40 ans après, Lhocine met les pieds dans un studio. Quel est votre sentiment ?
C’est le stress. Je n’ai demandé l’avis à personne avant d’y aller. Parce que je savais que si j’associais d’autres à ma décision, je risquerais de ne pas produire cet album qui me tenait beaucoup à cœur. Vraiment, j’étais comme hypnotisé au début, puis après je me suis adapté à cet exercice. En tout cas, je n’oublierais pas ce premier jour d’enregistrement. J’ai enfin brisé toutes les chaînes qui me retenaient. C’est un véritable exploit après tant d’années d’hésitation et d’attente. Et je ne compte pas m’arrêter là tant que mes fans me réclament.

Parlez-nous des thèmes de vos chansons ?
Il y a deux chansons d’amour à savoir Zighen d kem et Izik Uk anda thellidh. C’est un amour caché avec des mots bien choisis et pris avec des pincettes parce qu’avec l’âge, il faut être pudique. Quant aux autres, ce sont des thèmes sociétaux. Je laisserais le soin au public de les interpréter et de les comprendre comme il l’entend. Quant à la chanson Nek d yiman iw qui mérite une bonne écoute, elle traite de la vie avec tout ce qu’elle comprend comme regrets, frustrations, joies et peines.

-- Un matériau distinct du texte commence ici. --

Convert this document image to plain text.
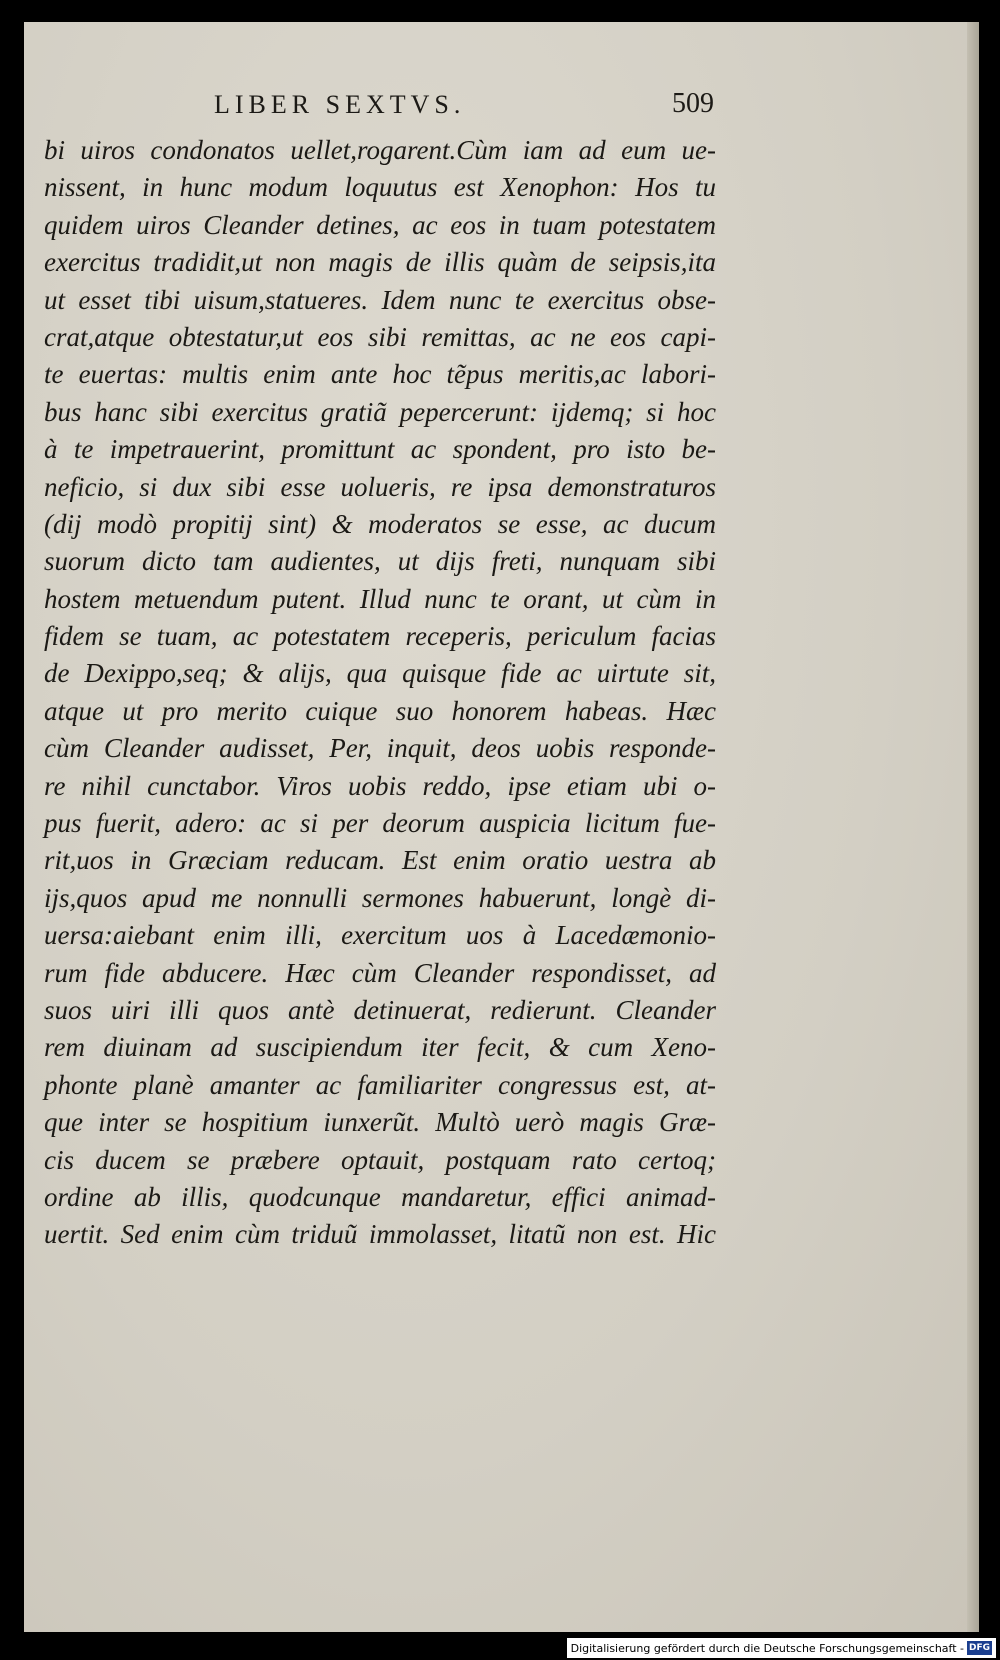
LIBER SEXTVS.	509
bi uiros condonatos uellet,rogarent.Cùm iam ad eum ue-
nissent, in hunc modum loquutus est Xenophon: Hos tu
quidem uiros Cleander detines, ac eos in tuam potestatem
exercitus tradidit,ut non magis de illis quàm de seipsis,ita
ut esset tibi uisum,statueres. Idem nunc te exercitus obse-
crat,atque obtestatur,ut eos sibi remittas, ac ne eos capi-
te euertas: multis enim ante hoc tẽpus meritis,ac labori-
bus hanc sibi exercitus gratiã pepercerunt: ijdemq; si hoc
à te impetrauerint, promittunt ac spondent, pro isto be-
neficio, si dux sibi esse uolueris, re ipsa demonstraturos
(dij modò propitij sint) & moderatos se esse, ac ducum
suorum dicto tam audientes, ut dijs freti, nunquam sibi
hostem metuendum putent. Illud nunc te orant, ut cùm in
fidem se tuam, ac potestatem receperis, periculum facias
de Dexippo,seq; & alijs, qua quisque fide ac uirtute sit,
atque ut pro merito cuique suo honorem habeas. Hæc
cùm Cleander audisset, Per, inquit, deos uobis responde-
re nihil cunctabor. Viros uobis reddo, ipse etiam ubi o-
pus fuerit, adero: ac si per deorum auspicia licitum fue-
rit,uos in Græciam reducam. Est enim oratio uestra ab
ijs,quos apud me nonnulli sermones habuerunt, longè di-
uersa:aiebant enim illi, exercitum uos à Lacedæmonio-
rum fide abducere. Hæc cùm Cleander respondisset, ad
suos uiri illi quos antè detinuerat, redierunt. Cleander
rem diuinam ad suscipiendum iter fecit, & cum Xeno-
phonte planè amanter ac familiariter congressus est, at-
que inter se hospitium iunxerũt. Multò uerò magis Græ-
cis ducem se præbere optauit, postquam rato certoq;
ordine ab illis, quodcunque mandaretur, effici animad-
uertit. Sed enim cùm triduũ immolasset, litatũ non est. Hic
Digitalisierung gefördert durch die Deutsche Forschungsgemeinschaft - DFG
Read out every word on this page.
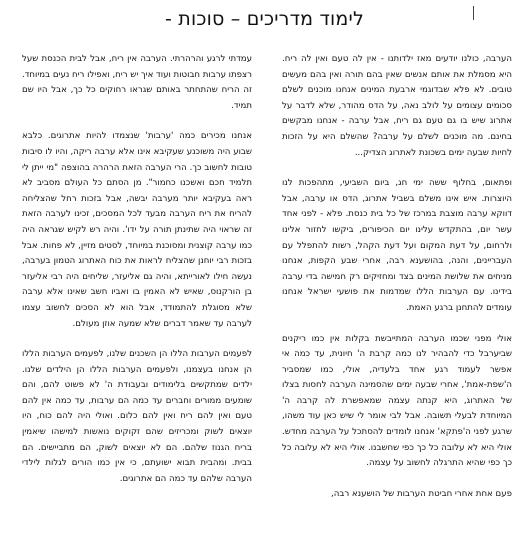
לימוד מדריכים – סוכות -

הערבה, כולנו יודעים מאז ילדותנו - אין לה טעם ואין לה ריח. היא מסמלת את אותם אנשים שאין בהם תורה ואין בהם מעשים טובים. לא פלא שבדוגמי ארבעת המינים אנחנו מוכנים לשלם סכומים עצומים על לולב נאה, על הדס מהודר, שלא לדבר על אתרוג שיש בו גם טעם גם ריח, אבל ערבה - אנחנו מבקשים בחינם. מה מוכנים לשלם על ערבה? שהשלם היא על הזכות לחיות שבעה ימים בשכונת לאתרוג הצדיק...

ופתאום, בחלוף ששה ימי חג, ביום השביעי, מתהפכות לנו היוצרות. איש אינו משלם בשביל אתרוג, הדס או ערבה, אבל דווקא ערבה מוצבת במרכז של כל בית כנסת. פלא - לפני אחד עשר יום, בהתקדש עלינו יום הכיפורים, ביקשו לחזור אלינו ולרחום, על דעת המקום ועל דעת הקהל, רשות להתפלל עם העבריינים, והנה, בהושענא רבה, אחרי שבע הקפות, אנחנו מניחים את שלושת המינים בצד ומחזיקים רק חמישה בדי ערבה בידינו. עם הערבות הללו שמדמות את פושעי ישראל אנחנו עומדים להתחנן ברגע האמת.

אולי מפני שכמו הערבה המתייבשת בקלות אין כמו ריקנים שביערבל כדי להבהיר לנו כמה קרבת ה' חיונית, עד כמה אי אפשר לעמוד רגע אחד בלעדיה, אולי, כמו שמסביר ה'שפת-אמת', אחרי שבעה ימים שהסמינה הערבה לחסות בצלו של האתרוג, היא קנתה עצמה שמאפשרת לה קרבה ה' המיוחדת לבעלי תשובה. אבל לבי אומר לי שיש כאן עוד משהו, שרגע לפני ה'פתקא' אנחנו לומדים להסתכל על הערבה מחדש. אולי היא לא עלובה כל כך כפי שחשבנו. אולי היא לא עלובה כל כך כפי שהיא התרגלה לחשוב על עצמה.

פעם אחת אחרי חביטת הערבות של הושענא רבה,

עמדתי לרגע והרהרתי. הערבה אין ריח, אבל לבית הכנסת שעל רצפתו ערבות חבוטות ועוד איך יש ריח, ואפילו ריח נעים במיוחד. זה הריח שהתחתר באותם שגראו רחוקים כל כך, אבל היו שם תמיד.

אנחנו מכירים כמה 'ערבות' שנצמדו להיות אתרוגים. כלבא שבוע היה משוכנע שעקיבא אינו אלא ערבה ריקה, והיו לו סיבות טובות לחשוב כך. הרי הערבה הזאת הרהרה בהוצפה "מי ייתן לי תלמיד חכם ואשכנו כחמור". מן הסתם כל העולם מסביב לא ראה בעקיבא יותר מערבה יבשה, אבל בזכות רחל שהצליחה להריח את ריח הערבה מבעד לכל המסכים, זכינו לערבה הזאת זה שראוי היה שתינתן תורה על ידו'. והיה רש לקיש שגראה היה כמו ערבה קוצנית ומסוכנת במיוחד, לסטים מזיין, לא פחות. אבל בזכות רבי יוחנן שהצליח לראות את כוח האתרוג הטמון בערבה, נעשה חילו לאורייתא, והיה גם אליעזר, שליחים היה רבי אליעזר בן הורקנוס, שאיש לא האמין בו ואביו חשב שאינו אלא ערבה שלא מסוגלת להתמודד, אבל הוא לא הסכים לחשוב עצמו לערבה עד שאמר דברים שלא שמעה אוזן מעולם.

לפעמים הערבות הללו הן השכנים שלנו, לפעמים הערבות הללו הן אנחנו בעצמנו, ולפעמים הערבות הללו הן הילדים שלנו. ילדים שמתקשים בלימודים ובעבודת ה' לא פשוט להם, והם שומעים ממורים וחברים עד כמה הם ערבות, עד כמה אין להם טעם ואין להם ריח ואין להם כלום. ואולי היה להם כוח, היו יוצאים לשוק ומכריזים שהם זקוקים נואשות למישהו שיאמין בריח הגנוז שלהם. הם לא יוצאים לשוק, הם מתביישים. הם בבית. ומהבית תבוא ישועתם, כי אין כמו הורים לגלות לילדי הערבה שלהם עד כמה הם אתרוגים.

Est-ce que vous avez des échos au sujet de cet album ?
J’ai eu de nombreux encouragements et de félicitations. D’ailleurs,  je suis vraiment satisfait parce que pour moi je ne chante pas pour m’enrichir, mais, c’est tout juste pour satisfaire  ma passion.  Parce que si on vous dit que l’artiste devient riche, c’est un leurre. Le produit marche beaucoup dans notre région allant de Draâ Ben Khedda en passant par Tirmitine où j’ai passé ma tendre enfance chez mes oncles maternels et bien sûr dans ma région natale à Ain Zaouia. D’ailleurs, dernièrement, on m’a rendu un hommage à la maison de jeunes d’Ait Yahia Moussa.

Des projets peut-être ?
J’ai encore beaucoup de textes. Ils sont prêts. Il faudrait seulement recommencer le parcours du combattant comme je viens de le souligner précédemment. Peut-être, dès le début de l’été prochain.  Je ne dois pas m’arrêter à ce stade parce que l’art n’a pas de limite.

On vous laisse le soin de conclure…
Je remercie tous mes amis qui m’ont fait vivre cette belle expérience. L’art n’a pas d’âge. Il vaut mieux tard que jamais. Et puis, je dirais que j’espère avoir répondu à la sollicitation de tout un chacun. Encore une fois, je remercie votre journal qui m’a ouvert ses colonnes pour m’exprimer sur de nombreux sujets.